Teach Us to Want: Longing, Ambition and the Life of Faith
Jen Pollock Michel
IVP Books, 2014
221 pp., 17.95
Teach Us to Want
When I was in seventh grade, I used some birthday money to buy my first journal. It was small, spiral-bound, made of recycled materials (I was a burgeoning environmentalist), and had a soccer-playing puppy of the Hello Kitty variety stamped on the front. It came with a small silver lock and two tiny keys, which I lost within the first week of purchase; I had to resort to using the long piece of my pen's cap to jimmy the lock open. Day after day I poured my prepubescent heart out onto those brown recycled-paper pages. How competitive soccer was going, weekend plans with friends, and all about that guy in my first-period drama class. With the turn of the page not only would my handwriting change from loopy squiggles to linear scratches, but my desires would oscillate. It was the most important thing of my life that I got to dance with that guy at the fall dance. Then it was the most important thing of my life that I made the school soccer team. Then the most important thing was that I brought up my grade in history. I was madly in love with that guy, until I met this new guy.
Unearthing this journal in a dusty box stored on a shelf in the garage, I found myself engrossed in a past that read more like an after-school special than an average junior high experience in the Northern California suburbs. It was fascinating to be reintroduced to a me that didn't know me yet. A me that penned my life across the pages and pinned my heart onto whichever silver cloud happened to be floating past in that moment.
I have a somewhat more respectable journal now. It's a Moleskine because that's what all the writers at the cool table use. And it's purple because sometimes your favorite color doesn't change from junior high. I write in my neat grownup handwriting of how it is the most important thing in my life that I get better at this stay-at-home parent gig. It is the most important thing in my life that we get that house. It is the most important thing in my life that I blog. That I write. That I network. That my marriage gets stronger. That I don't unintentionally ruin my kids. That I am prioritizing quiet time with the Lord. The specifics of my life have changed drastically—I finally got those braces off and did eventually find the one and am living some sort of haphazard happily ever after—but still, day after day, there are my desires bleeding from my heart onto the page in blue ballpoint ink.
"Desire is primal: to be human is to want," writes Jen Pollock Michel in the opening chapter of her praiseworthy new book Teach Us to Want. Certainly this is not new information, but in this compelling book that masterfully interweaves juicy personal narrative, scholarly research, and solid biblical exegesis, Michel builds a case for the importance of examining desire's many facets: "Desire is the powerful subtext of our lives. It determines our decisions. This is why we need to pay attention to it."
With grace and humor, she bravely bares her own stories of struggle with wanting and loss, hope and doubt. Her vulnerability elicits the reader's trust. Here is a worthy and compassionate guide to join on this important journey; Michel helps us distinguish between What do I want? and What does God want for me?

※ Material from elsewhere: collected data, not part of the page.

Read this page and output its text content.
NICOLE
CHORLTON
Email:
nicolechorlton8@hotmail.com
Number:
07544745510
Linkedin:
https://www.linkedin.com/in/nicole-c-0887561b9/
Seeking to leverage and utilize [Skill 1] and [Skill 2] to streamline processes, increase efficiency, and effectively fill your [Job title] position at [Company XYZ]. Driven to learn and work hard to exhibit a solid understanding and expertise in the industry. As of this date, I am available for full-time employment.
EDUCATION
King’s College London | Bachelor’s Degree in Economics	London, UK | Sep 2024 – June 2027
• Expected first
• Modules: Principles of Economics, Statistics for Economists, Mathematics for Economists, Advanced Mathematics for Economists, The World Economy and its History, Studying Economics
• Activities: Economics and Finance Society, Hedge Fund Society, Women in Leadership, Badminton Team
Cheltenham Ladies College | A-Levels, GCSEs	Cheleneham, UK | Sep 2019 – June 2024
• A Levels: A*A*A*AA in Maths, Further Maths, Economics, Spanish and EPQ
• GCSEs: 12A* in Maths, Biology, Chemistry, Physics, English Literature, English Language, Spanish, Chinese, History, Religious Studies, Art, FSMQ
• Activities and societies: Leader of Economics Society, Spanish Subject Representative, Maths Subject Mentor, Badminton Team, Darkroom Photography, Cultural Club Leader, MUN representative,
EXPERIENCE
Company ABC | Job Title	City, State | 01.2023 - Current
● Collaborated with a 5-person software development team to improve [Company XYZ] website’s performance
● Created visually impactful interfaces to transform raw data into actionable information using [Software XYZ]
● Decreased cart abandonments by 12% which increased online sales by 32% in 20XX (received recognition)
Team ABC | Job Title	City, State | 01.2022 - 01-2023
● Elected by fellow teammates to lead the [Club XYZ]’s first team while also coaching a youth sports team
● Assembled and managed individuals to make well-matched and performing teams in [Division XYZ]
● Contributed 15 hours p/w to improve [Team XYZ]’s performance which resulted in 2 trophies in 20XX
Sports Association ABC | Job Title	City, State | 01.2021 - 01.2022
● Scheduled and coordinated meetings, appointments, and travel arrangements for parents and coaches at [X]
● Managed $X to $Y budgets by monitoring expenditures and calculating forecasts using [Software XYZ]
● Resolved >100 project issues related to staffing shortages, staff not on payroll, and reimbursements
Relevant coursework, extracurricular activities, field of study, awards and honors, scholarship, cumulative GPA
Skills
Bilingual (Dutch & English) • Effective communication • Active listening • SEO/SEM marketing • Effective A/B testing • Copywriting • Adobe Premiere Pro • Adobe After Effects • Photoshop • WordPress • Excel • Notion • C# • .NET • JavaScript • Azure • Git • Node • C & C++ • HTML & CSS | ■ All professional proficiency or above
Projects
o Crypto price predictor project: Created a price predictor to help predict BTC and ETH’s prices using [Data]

Using the Lord's Prayer as a rubric to frame our naked wanting, the reader is invited to consider Jesus' language of prayer as a way of realigning our hearts with God's purposes and priorities. These "are words we pray, not always because we believe them but because we want to believe them." Our desires, though warped by our sin, have been placed in us by God, and it is his desire to recalibrate our hearts for the glory of his kingdom. Though it would be easy to float off in many divergent theoretical theological directions, the book stays grounded through relatable stories and practical application.
One of the things I found myself appreciating most about Teach Us to Want is that Michel does not shy away from the dark and difficult side of desire in our selfish ambition or disappointment in God's provision, nor does she attempt to offer "tidy answers for what remains inexplicably messy and complex." She's not a used car salesman trying to dress up the "problem" of our wanting and repackage it for us as consumers. She does not attempt the role of smooth-speaking political pundit spinning the situation at hand into a more favorable scenario. Rather, she gives space to breathe in the tension of God being good even when life is not.
Michel has attempted no small task here. Were this a thick, linen-bound tome titled "Theology of Desire," I would likely still read it, though I would not be recommending it to every person in my general acquaintance as I do now. Though there is a consistent thread throughout, there were parts of the book that felt a bit disjointed—understandable, considering both the breadth and depth she is attempting to cover in just over two hundred pages. This is the kind of book you set down not because it has lost your interest, but because you need time to soak in its profound intricacy.